[Forty-one years in India by Frederick Sleigh Roberts]@TWC D-Link bookForty-one years in India CHAPTER LXVII 5/12
This augured well for the abandonment of the traditional, selfish, and, to my mind, short-sighted policy of keeping aloof, and I hoped that endeavours would at last be made to turn the tribesmen into friendly neighbours, to their advantage and ours, instead of being obliged to have recourse to useless blockades or constant and expensive expeditions for their punishment, or else to induce them to refrain from troubling us by the payment of a heavy blackmail. [Illustration: THE MARQUESS OF LANSDOWNE, K.G., G.C.M.G., G.M.S.I., G.M.I.E..
VICEROY OF INDIA. _From a photograph by Cowell, Simla_.] After a visit to the frontier in the autumn to see how the defences were advancing, I attended a Cavalry Camp of Exercise at Delhi, and an Artillery Practice Camp at Gurgaon, and then went to Meerut to be present at the first meeting of the Bengal Presidency Rifle Association, which was most interesting and successful.
We spent Christmas in camp--the first Christmas we had all been together for ten years.
Our boy, having left Eton, came out in the early part of the year with a tutor, to be with us for eighteen months before entering Sandhurst. At the end of December I proceeded to Calcutta rather earlier than usual, to pay my respects to the new Viceroy, and in January of the following year, accompanied by my wife and daughter, I started off on a long tour to inspect the local regiments in Central India and Rajputana, and to ascertain what progress had been made in organizing the Imperial Service Troops in that part of India. Did space permit, I should like to tell my readers of the beauties of Udaipur and the magnificent hospitality accorded to us there, as well as at Bhopal, Jodhpur, Jaipur, and Ulwar, but, if I once began, it would be difficult to stop, and I feel I have already made an unconscionably heavy demand on the interest of the public in things Indian, and must soon cease my 'labour of love.' I must therefore confine myself to those subjects which I am desirous should be better understood in England than they generally are.
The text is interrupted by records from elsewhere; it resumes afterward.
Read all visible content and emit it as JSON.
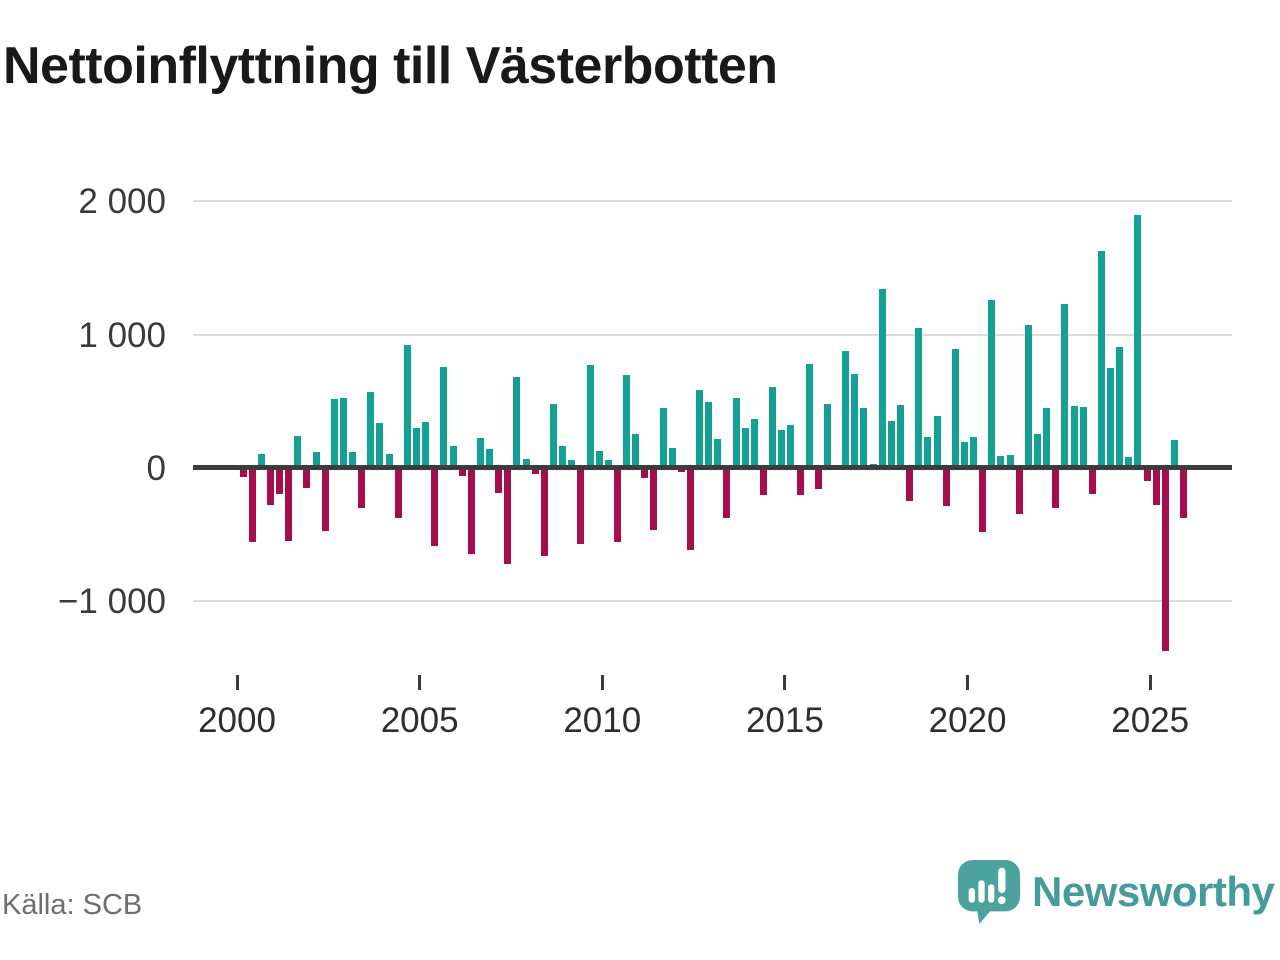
{
  "title": "Nettoinflyttning till Västerbotten",
  "source": "Källa: SCB",
  "logo": {
    "text": "Newsworthy",
    "icon": "newsworthy-bubble-chart-icon"
  },
  "colors": {
    "positive": "#14a095",
    "negative": "#a50d4d",
    "zero_line": "#3d3d3d",
    "gridline": "#dcdcdc",
    "logo_teal": "#4ca39d"
  },
  "chart_data": {
    "type": "bar",
    "title": "Nettoinflyttning till Västerbotten",
    "xlabel": "",
    "ylabel": "",
    "ylim": [
      -1500,
      2000
    ],
    "grid": true,
    "legend": false,
    "unit": "persons per quarter (net migration)",
    "x": [
      "2000Q1",
      "2000Q2",
      "2000Q3",
      "2000Q4",
      "2001Q1",
      "2001Q2",
      "2001Q3",
      "2001Q4",
      "2002Q1",
      "2002Q2",
      "2002Q3",
      "2002Q4",
      "2003Q1",
      "2003Q2",
      "2003Q3",
      "2003Q4",
      "2004Q1",
      "2004Q2",
      "2004Q3",
      "2004Q4",
      "2005Q1",
      "2005Q2",
      "2005Q3",
      "2005Q4",
      "2006Q1",
      "2006Q2",
      "2006Q3",
      "2006Q4",
      "2007Q1",
      "2007Q2",
      "2007Q3",
      "2007Q4",
      "2008Q1",
      "2008Q2",
      "2008Q3",
      "2008Q4",
      "2009Q1",
      "2009Q2",
      "2009Q3",
      "2009Q4",
      "2010Q1",
      "2010Q2",
      "2010Q3",
      "2010Q4",
      "2011Q1",
      "2011Q2",
      "2011Q3",
      "2011Q4",
      "2012Q1",
      "2012Q2",
      "2012Q3",
      "2012Q4",
      "2013Q1",
      "2013Q2",
      "2013Q3",
      "2013Q4",
      "2014Q1",
      "2014Q2",
      "2014Q3",
      "2014Q4",
      "2015Q1",
      "2015Q2",
      "2015Q3",
      "2015Q4",
      "2016Q1",
      "2016Q2",
      "2016Q3",
      "2016Q4",
      "2017Q1",
      "2017Q2",
      "2017Q3",
      "2017Q4",
      "2018Q1",
      "2018Q2",
      "2018Q3",
      "2018Q4",
      "2019Q1",
      "2019Q2",
      "2019Q3",
      "2019Q4",
      "2020Q1",
      "2020Q2",
      "2020Q3",
      "2020Q4",
      "2021Q1",
      "2021Q2",
      "2021Q3",
      "2021Q4",
      "2022Q1",
      "2022Q2",
      "2022Q3",
      "2022Q4",
      "2023Q1",
      "2023Q2",
      "2023Q3",
      "2023Q4",
      "2024Q1",
      "2024Q2",
      "2024Q3",
      "2024Q4",
      "2025Q1",
      "2025Q2",
      "2025Q3",
      "2025Q4"
    ],
    "values": [
      -70,
      -555,
      100,
      -280,
      -195,
      -550,
      240,
      -155,
      120,
      -475,
      515,
      525,
      120,
      -305,
      570,
      335,
      105,
      -380,
      920,
      295,
      340,
      -585,
      760,
      160,
      -65,
      -650,
      225,
      140,
      -190,
      -720,
      680,
      65,
      -45,
      -660,
      475,
      160,
      60,
      -575,
      775,
      125,
      55,
      -555,
      695,
      250,
      -80,
      -470,
      445,
      145,
      -35,
      -615,
      580,
      495,
      215,
      -375,
      525,
      300,
      365,
      -205,
      605,
      280,
      320,
      -205,
      780,
      -160,
      475,
      0,
      880,
      700,
      445,
      30,
      1345,
      350,
      470,
      -250,
      1050,
      230,
      390,
      -285,
      890,
      190,
      230,
      -485,
      1260,
      85,
      95,
      -350,
      1070,
      250,
      450,
      -300,
      1230,
      465,
      455,
      -200,
      1630,
      750,
      910,
      80,
      1900,
      -100,
      -280,
      -1375,
      210,
      -380
    ],
    "y_ticks": [
      {
        "label": "2 000",
        "value": 2000
      },
      {
        "label": "1 000",
        "value": 1000
      },
      {
        "label": "0",
        "value": 0
      },
      {
        "label": "−1 000",
        "value": -1000
      }
    ],
    "x_ticks": [
      {
        "label": "2000",
        "year": 2000
      },
      {
        "label": "2005",
        "year": 2005
      },
      {
        "label": "2010",
        "year": 2010
      },
      {
        "label": "2015",
        "year": 2015
      },
      {
        "label": "2020",
        "year": 2020
      },
      {
        "label": "2025",
        "year": 2025
      }
    ]
  }
}
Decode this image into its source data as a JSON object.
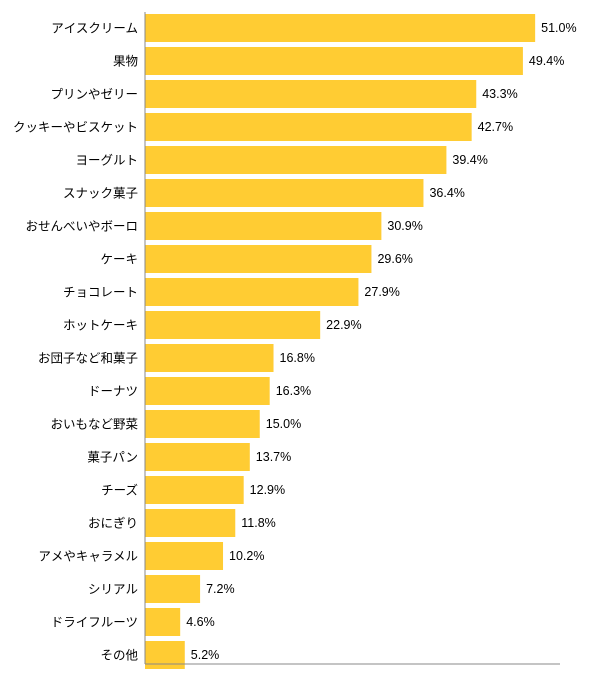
{
  "chart_data": {
    "type": "bar",
    "orientation": "horizontal",
    "title": "",
    "xlabel": "",
    "ylabel": "",
    "categories": [
      "アイスクリーム",
      "果物",
      "プリンやゼリー",
      "クッキーやビスケット",
      "ヨーグルト",
      "スナック菓子",
      "おせんべいやボーロ",
      "ケーキ",
      "チョコレート",
      "ホットケーキ",
      "お団子など和菓子",
      "ドーナツ",
      "おいもなど野菜",
      "菓子パン",
      "チーズ",
      "おにぎり",
      "アメやキャラメル",
      "シリアル",
      "ドライフルーツ",
      "その他"
    ],
    "values": [
      51.0,
      49.4,
      43.3,
      42.7,
      39.4,
      36.4,
      30.9,
      29.6,
      27.9,
      22.9,
      16.8,
      16.3,
      15.0,
      13.7,
      12.9,
      11.8,
      10.2,
      7.2,
      4.6,
      5.2
    ],
    "value_labels": [
      "51.0%",
      "49.4%",
      "43.3%",
      "42.7%",
      "39.4%",
      "36.4%",
      "30.9%",
      "29.6%",
      "27.9%",
      "22.9%",
      "16.8%",
      "16.3%",
      "15.0%",
      "13.7%",
      "12.9%",
      "11.8%",
      "10.2%",
      "7.2%",
      "4.6%",
      "5.2%"
    ],
    "unit": "%",
    "xlim": [
      0,
      60
    ],
    "bar_color": "#FFCC33",
    "axis_color": "#888888",
    "grid": false,
    "legend": "none"
  }
}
Upon seeing the troops of the Begum of Bhopal and the Maharana of Udaipur, I recommended that Their Highnesses should be invited to allow their share of Imperial defence to take the form of paying for the services of an increased number of officers with their respective local corps,[5] for I did not think it would be possible to make any useful addition to our strength out of the material of which their small armies were composed.
The men were relics of a past age, fit only for police purposes, and it would have been a waste of time and money to give them any special training.